Intelligenza artificiale – La società in cui viviamo ha una lunga storia di discriminazione e di disuguaglianza di genere. L’espressione “maschilismo” si riferisce a un sistema di credenze e pratiche che favoriscono gli uomini e le caratteristiche maschili rispetto alle donne e alle caratteristiche femminili. Come modello di lingua artificiale, ho imparato a generare il testo a partire dai dati di addestramento che ho ricevuto, e questi dati potrebbero riflettere le disuguaglianze e le discriminazioni presenti nella società. Per questo le mie risposte possono riprodurre o perpetuare gli stereotipi di genere o altre forme di discriminazione presenti nei dati di addestramento.

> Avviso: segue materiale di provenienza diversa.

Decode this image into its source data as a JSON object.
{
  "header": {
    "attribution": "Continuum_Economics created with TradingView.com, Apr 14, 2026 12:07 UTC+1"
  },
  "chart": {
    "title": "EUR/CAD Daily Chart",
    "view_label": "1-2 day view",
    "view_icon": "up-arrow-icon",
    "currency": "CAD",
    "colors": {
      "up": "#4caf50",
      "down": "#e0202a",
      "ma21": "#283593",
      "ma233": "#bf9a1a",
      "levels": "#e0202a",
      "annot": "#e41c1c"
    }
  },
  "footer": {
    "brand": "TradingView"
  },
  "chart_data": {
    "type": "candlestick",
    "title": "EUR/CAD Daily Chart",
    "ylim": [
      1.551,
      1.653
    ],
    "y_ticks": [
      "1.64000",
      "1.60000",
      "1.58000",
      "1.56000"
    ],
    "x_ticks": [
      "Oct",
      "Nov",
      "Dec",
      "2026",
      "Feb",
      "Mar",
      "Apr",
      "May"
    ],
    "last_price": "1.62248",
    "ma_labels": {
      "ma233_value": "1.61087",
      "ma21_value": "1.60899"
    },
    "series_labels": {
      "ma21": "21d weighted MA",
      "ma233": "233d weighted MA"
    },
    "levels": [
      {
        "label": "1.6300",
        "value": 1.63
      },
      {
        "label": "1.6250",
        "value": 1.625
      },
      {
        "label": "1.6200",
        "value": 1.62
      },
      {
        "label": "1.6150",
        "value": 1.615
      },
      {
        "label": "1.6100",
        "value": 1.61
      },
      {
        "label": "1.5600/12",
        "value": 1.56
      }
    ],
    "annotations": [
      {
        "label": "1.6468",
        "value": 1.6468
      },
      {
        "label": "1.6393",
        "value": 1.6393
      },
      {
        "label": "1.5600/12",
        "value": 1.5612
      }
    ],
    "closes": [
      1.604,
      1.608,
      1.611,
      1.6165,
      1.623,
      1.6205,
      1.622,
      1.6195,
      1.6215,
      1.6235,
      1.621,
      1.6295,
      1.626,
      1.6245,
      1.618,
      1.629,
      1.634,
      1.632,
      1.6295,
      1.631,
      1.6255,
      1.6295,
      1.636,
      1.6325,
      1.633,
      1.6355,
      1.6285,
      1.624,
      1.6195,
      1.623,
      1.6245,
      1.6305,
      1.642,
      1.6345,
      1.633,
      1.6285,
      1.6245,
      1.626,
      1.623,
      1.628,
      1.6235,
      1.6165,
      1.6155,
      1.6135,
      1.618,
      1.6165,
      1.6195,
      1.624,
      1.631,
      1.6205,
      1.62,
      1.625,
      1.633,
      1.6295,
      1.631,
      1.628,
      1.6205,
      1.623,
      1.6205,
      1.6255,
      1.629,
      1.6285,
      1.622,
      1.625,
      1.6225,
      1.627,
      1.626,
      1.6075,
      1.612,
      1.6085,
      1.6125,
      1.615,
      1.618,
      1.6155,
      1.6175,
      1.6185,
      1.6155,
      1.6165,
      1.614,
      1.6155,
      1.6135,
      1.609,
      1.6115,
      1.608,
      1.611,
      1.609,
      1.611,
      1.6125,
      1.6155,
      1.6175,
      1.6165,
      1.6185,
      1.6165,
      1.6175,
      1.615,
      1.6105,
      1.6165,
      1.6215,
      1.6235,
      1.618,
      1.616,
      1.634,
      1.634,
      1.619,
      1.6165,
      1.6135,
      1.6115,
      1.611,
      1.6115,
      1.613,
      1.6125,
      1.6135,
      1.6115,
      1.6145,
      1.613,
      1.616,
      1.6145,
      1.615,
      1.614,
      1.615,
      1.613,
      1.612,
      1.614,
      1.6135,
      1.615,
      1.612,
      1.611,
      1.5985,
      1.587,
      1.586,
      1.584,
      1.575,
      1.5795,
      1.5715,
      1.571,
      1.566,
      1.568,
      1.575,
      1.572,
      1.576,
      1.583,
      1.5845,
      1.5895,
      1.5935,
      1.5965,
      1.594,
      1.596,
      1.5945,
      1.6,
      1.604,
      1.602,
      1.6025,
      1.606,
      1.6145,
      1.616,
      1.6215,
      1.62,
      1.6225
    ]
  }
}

Ed è importante considerare sempre la fonte dei dati utilizzati per addestrare un modello di linguaggio artificiale, e utilizzare una varietà di fonti per diversificare il lessico e la grammatica. Inoltre, è importante utilizzare una prospettiva di inclusione e diversità nella progettazione e nell’utilizzo di questi modelli.

(Ore dopo, torno a collegarmi e chiedo a ChatGpt di riprendere “quella” conversazione.)

io – Possiamo tornare a parlare dell’argomento di qualche domanda fa? Te lo ricordo: mi interessa capire per quale motivo tu, come macchina di intelligenza artificiale, declini al maschile un aggettivo che ti riguarda. Infatti mi hai scritto che eri “contento”: non hai scritto “contenta”.

Intelligenza artificiale – (…) I dati di addestramento spesso riflettono stereotipi e disuguaglianze, questo può influire sulla generazione del testo.

io – Appunto. Secondo te, come si potrebbe fare per risolvere questa rappresentazione da parte tua, che punta sul genere maschile per i motivi che mi hai appena descritto? Come potremmo avere delle risposte che non facciano pensare, per forza, che il nostro interlocutore artificiale è, per così dire, un “maschio” ?

(Qui la risposta è in realtà lunghissima. Mi viene elencata una serie di tecniche per predisporre e generare il testo: tecniche di pre-processing per rimuovere la rappresentazione di genere dai dati di addestramento, tecniche di generazione del testo per forme alternative al genere maschile e tecniche di fine-tuning per modificare il modello dopo l’addestramento. Ovviamente, non ho capito un granché. Comunque riporto un paio di considerazioni.)

Intelligenza artificiale – È un argomento complesso e in continua evoluzione. (…) Eliminare la rappresentazione di genere in un modello di lingua artificiale è solo un passo verso una maggiore inclusione. Ci sono molte altre sfide da affrontare, come la rappresentazione di persone con disabilità, persone LGBT+, persone di colore e altre gruppi sottorappresentati, sia nei dati per addestrare i modelli che nell’utilizzo dei modelli.

(Cerco una conclusione gentile, ma diventerà, involontariamente, un’ultima trappola. La parola decisiva l’ho messa io in maiuscolo)

io – Grazie, tutto questo mi è utile per riflettere.

Intelligenza artificiale – Prego! Sono CONTENTO di aver potuto aiutarti. È importante continuare a discutere e a lavorare su questi temi per creare una tecnologia più equa e inclusiva. Siamo ancora in una fase iniziale nello sviluppo di un’intelligenza artificiale veramente equa. Se hai bisogno di altro, non esitare a chiedere!

io – Ecco… hai di nuovo scritto che sei “contento”! Un giorno mi piacerebbe che questo non fosse necessariamente così.

Intelligenza artificiale – Capisco il tuo punto di vista.

(Finisce così: con “lui” che mi dà ragione. Ma sento che stavolta non ha imparato. Dopo una lunga discussione, ha fatto la stessa scelta. Per ora anche i super cervelli sono maschilisti. Perché lo abbiamo permesso noi.)